GitLab Patches Critical Flaw Allowing Unauthorized Pipeline Job Execution

GitLab


GitLab on Wednesday released security updates to address 17 security vulnerabilities, including a critical flaw that allows an attacker to run pipeline jobs as an arbitrary user.

The issue, tracked as CVE-2024-6678, carries a CVSS score of 9.9 out of a maximum of 10.0

“An issue was discovered in GitLab CE/EE affecting all versions starting from 8.14 prior to 17.1.7, starting from 17.2 prior to 17.2.5, and starting from 17.3 prior to 17.3.2, which allows an attacker to trigger a pipeline as an arbitrary user under certain circumstances,” the company said in an alert.

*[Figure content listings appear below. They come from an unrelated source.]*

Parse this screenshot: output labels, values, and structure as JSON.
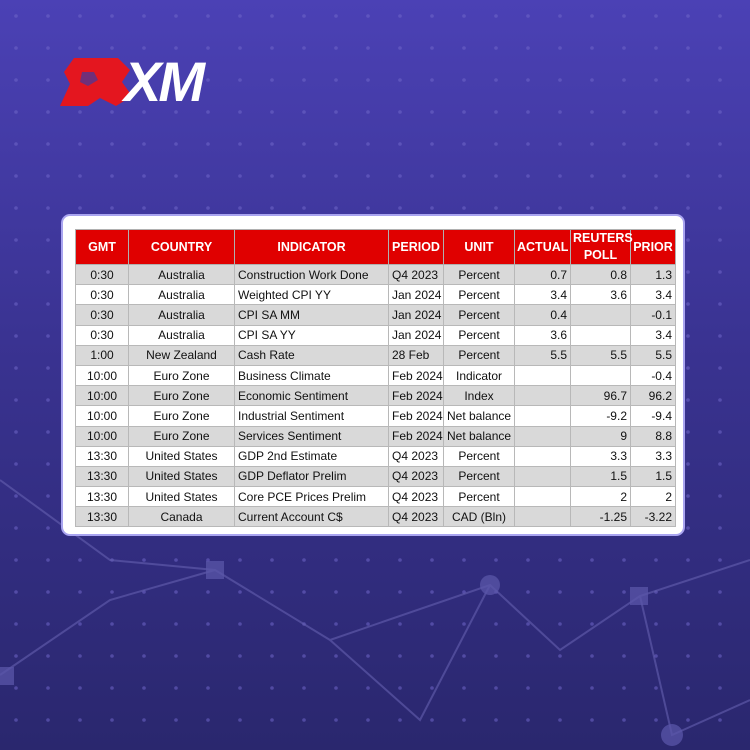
{
  "logo": "XM",
  "table": {
    "header": [
      "GMT",
      "COUNTRY",
      "INDICATOR",
      "PERIOD",
      "UNIT",
      "ACTUAL",
      "REUTERS POLL",
      "PRIOR"
    ],
    "rows": [
      [
        "0:30",
        "Australia",
        "Construction Work Done",
        "Q4 2023",
        "Percent",
        "0.7",
        "0.8",
        "1.3"
      ],
      [
        "0:30",
        "Australia",
        "Weighted CPI YY",
        "Jan 2024",
        "Percent",
        "3.4",
        "3.6",
        "3.4"
      ],
      [
        "0:30",
        "Australia",
        "CPI SA MM",
        "Jan 2024",
        "Percent",
        "0.4",
        null,
        "-0.1"
      ],
      [
        "0:30",
        "Australia",
        "CPI SA YY",
        "Jan 2024",
        "Percent",
        "3.6",
        null,
        "3.4"
      ],
      [
        "1:00",
        "New Zealand",
        "Cash Rate",
        "28 Feb",
        "Percent",
        "5.5",
        "5.5",
        "5.5"
      ],
      [
        "10:00",
        "Euro Zone",
        "Business Climate",
        "Feb 2024",
        "Indicator",
        null,
        null,
        "-0.4"
      ],
      [
        "10:00",
        "Euro Zone",
        "Economic Sentiment",
        "Feb 2024",
        "Index",
        null,
        "96.7",
        "96.2"
      ],
      [
        "10:00",
        "Euro Zone",
        "Industrial Sentiment",
        "Feb 2024",
        "Net balance",
        null,
        "-9.2",
        "-9.4"
      ],
      [
        "10:00",
        "Euro Zone",
        "Services Sentiment",
        "Feb 2024",
        "Net balance",
        null,
        "9",
        "8.8"
      ],
      [
        "13:30",
        "United States",
        "GDP 2nd Estimate",
        "Q4 2023",
        "Percent",
        null,
        "3.3",
        "3.3"
      ],
      [
        "13:30",
        "United States",
        "GDP Deflator Prelim",
        "Q4 2023",
        "Percent",
        null,
        "1.5",
        "1.5"
      ],
      [
        "13:30",
        "United States",
        "Core PCE Prices Prelim",
        "Q4 2023",
        "Percent",
        null,
        "2",
        "2"
      ],
      [
        "13:30",
        "Canada",
        "Current Account C$",
        "Q4 2023",
        "CAD (Bln)",
        null,
        "-1.25",
        "-3.22"
      ]
    ]
  }
}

The vulnerability, along with three high-severity, 11 medium-severity, and two low-severity bugs, have been addressed in versions 17.3.2, 17.2.5, 17.1.7 for GitLab Community Edition (CE) and Enterprise Edition (EE).

Cybersecurity

It’s worth noting that CVE-2024-6678 is the fourth such flaw that GitLab has patched over the past year after CVE-2023-5009 (CVSS score: 9.6), CVE-2024-5655 (CVSS score: 9.6), and CVE-2024-6385 (CVSS score: 9.6).

While there is no evidence of active exploitation of the flaws, users are recommended to apply the patches as soon as possible to mitigate against potential threats.

Earlier this May, U.S. Cybersecurity and Infrastructure Security Agency (CISA) revealed that a critical GitLab vulnerability (CVE-2023-7028, CVSS score: 10.0) had come under active exploitation in the wild.